Selon lui, travailler dans de telles conditions, pourtant tant contraignantes et intenses, est un réel plaisir. Le fait de se retrouver isolé, coupé du monde extérieur, comme dans une bulle, lui permet de se retrouver dans un état de totale plénitude. On se retrouve ainsi exactement à la même place que les Hommes du passé. De ce fait, il est plus aisé de comprendre comment ils se sont appropriés les lieux, ce qu’ils y ont fait et surtout pourquoi ils sont venus ici bas. Nous pouvons dire en quelque sorte que Jacques Jaubert étudie les premiers spéléologues de l’Histoire, il étudie la paléospéléologie, une discipline définie par un ancien conservateur en chef du patrimoine à Toulouse : François Rouzaud en 1997. Travailler directement sur le site pour cet ancien conservateur du patrimoine à la direction des antiquités historiques et préhistoriques de Provence-Alpes-Côte d’Azur est une chance et une joie réelles, « on se sent extrêmement privilégié de pouvoir être là » me dit-il, « certains de mes collègues me demandent pour pouvoir venir visiter le site, car peu y sont autorisés » ajoute-t-il. Bien plus qu’un travail de recherche à ses yeux, c’est un véritable privilège.

Faire rêver avec notre passé

Du point de vue de ce toulousain dans l’âme, ses études et ses champs de recherches sont à mi-chemin entre science et culture de manière générale. Pouvoir à la fois produire des données scientifiques et matière à divertir, à faire rêver les personnes, est pour lui un honneur et une fierté.

 

Plus que de faire de la connaissance pour de la connaissance, il créé de la culture, il donne au grand public à rêver et à s’émerveiller. Il est forcé de constater que les sites et les vestiges archéologiques de notre passé nous intriguent et nous fascinent depuis tout temps. Chaque grande découverte ou nouvelle en archéologie, notamment en préhistoire fait fréquemment la une des medias. Par exemple la grotte ornée de Cosquer située dans les calanques de Marseille qui a fait beaucoup parler d’elle depuis l’annonce de la création et de l’ouverture de sa reproduction à venir en 2022. Il y a une réelle fascination autour de ces sanctuaires souterrains chargés d’Histoire et de mystère. Cet ancien président de la société préhistorique française, avec ses travaux, nous permet donc de nous évader, de rêver, de nous amener avec lui dans un voyage de plusieurs milliers d’années dans notre passé et notre histoire. Aujourd’hui plus que jamais face à notre réalité parfois difficile, nous avons tous besoin de nous évader et de voyager, comme nous le permet aujourd’hui Jacques Jaubert, au travers de ses études sur l’histoire de notre patrimoine culturel.

Léo TREMOULET

Quand j’ai demandé à Jacques Jaubert dans quel lieu il se sentait le mieux pour travailler, il m’a immédiatement répondu : sur le terrain, en fouille archéologique sur les sites.

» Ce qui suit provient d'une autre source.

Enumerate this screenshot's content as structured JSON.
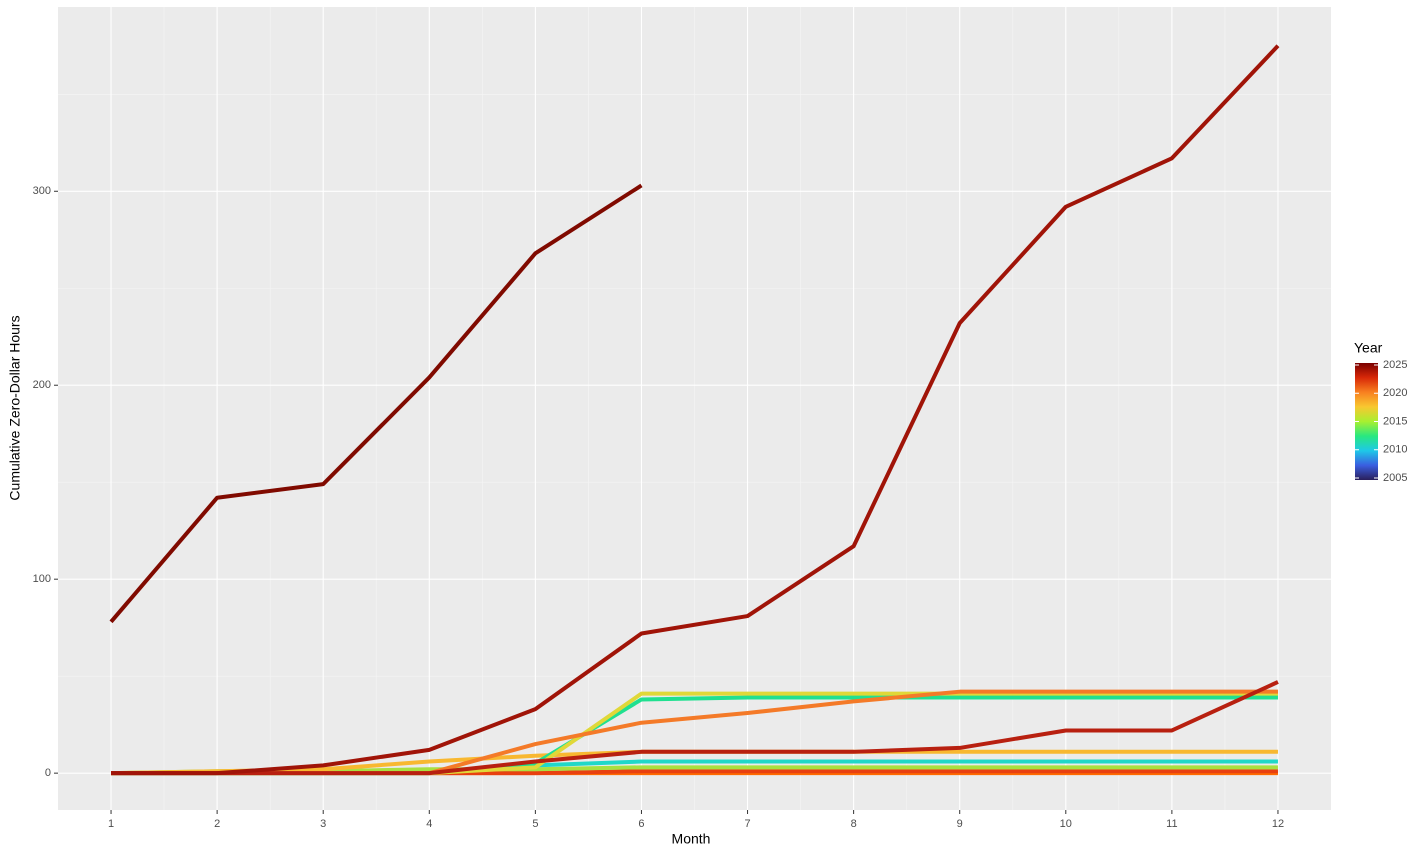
{
  "chart_data": {
    "type": "line",
    "x_label": "Month",
    "y_label": "Cumulative Zero-Dollar Hours",
    "x": [
      1,
      2,
      3,
      4,
      5,
      6,
      7,
      8,
      9,
      10,
      11,
      12
    ],
    "xlim": [
      0.5,
      12.5
    ],
    "xticks": [
      1,
      2,
      3,
      4,
      5,
      6,
      7,
      8,
      9,
      10,
      11,
      12
    ],
    "ylim": [
      -19,
      395
    ],
    "yticks": [
      0,
      100,
      200,
      300
    ],
    "grid": true,
    "legend": {
      "title": "Year",
      "position": "right",
      "limits": [
        2005,
        2025
      ],
      "ticks": [
        2005,
        2010,
        2015,
        2020,
        2025
      ],
      "colors": [
        "#2a1f5a",
        "#3a5ee0",
        "#1ec8e8",
        "#28e880",
        "#a8f030",
        "#f8c830",
        "#f88020",
        "#d82808",
        "#7a0000"
      ]
    },
    "series": [
      {
        "color": "#ff6a00",
        "values": [
          0,
          0,
          0,
          0,
          0,
          0,
          0,
          0,
          0,
          0,
          0,
          0
        ]
      },
      {
        "color": "#e84010",
        "values": [
          0,
          0,
          0,
          0,
          0,
          1,
          1,
          1,
          1,
          1,
          1,
          1
        ]
      },
      {
        "color": "#a8e040",
        "values": [
          0,
          1,
          1,
          2,
          2,
          3,
          3,
          3,
          3,
          3,
          3,
          3
        ]
      },
      {
        "color": "#20d8c8",
        "values": [
          0,
          0,
          0,
          0,
          4,
          6,
          6,
          6,
          6,
          6,
          6,
          6
        ]
      },
      {
        "color": "#f8b830",
        "values": [
          0,
          1,
          2,
          6,
          9,
          11,
          11,
          11,
          11,
          11,
          11,
          11
        ]
      },
      {
        "color": "#20e090",
        "values": [
          0,
          0,
          0,
          0,
          5,
          38,
          39,
          39,
          39,
          39,
          39,
          39
        ]
      },
      {
        "color": "#e0d838",
        "values": [
          0,
          0,
          0,
          0,
          3,
          41,
          41,
          41,
          41,
          41,
          41,
          41
        ]
      },
      {
        "color": "#f47a28",
        "values": [
          0,
          0,
          0,
          0,
          15,
          26,
          31,
          37,
          42,
          42,
          42,
          42
        ]
      },
      {
        "color": "#b82010",
        "values": [
          0,
          0,
          0,
          0,
          6,
          11,
          11,
          11,
          13,
          22,
          22,
          47
        ]
      },
      {
        "color": "#a01408",
        "values": [
          0,
          0,
          4,
          12,
          33,
          72,
          81,
          117,
          232,
          292,
          317,
          375
        ]
      },
      {
        "color": "#800a00",
        "values": [
          78,
          142,
          149,
          204,
          268,
          303,
          null,
          null,
          null,
          null,
          null,
          null
        ]
      }
    ]
  }
}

Que ce soit le côté grisant des préparatifs et de l’organisation des expéditions qui l’amènent parfois loin de chez lui à l’étranger, ou le côté travail collectif avec toute l’équipe de fouille qui se met en phase pour le chantier. C’est là que ce grand passionné de rugby se sent le mieux pour donner le maximum dans ses travaux de recherches, sur le terrain, auprès de son équipe de fouille.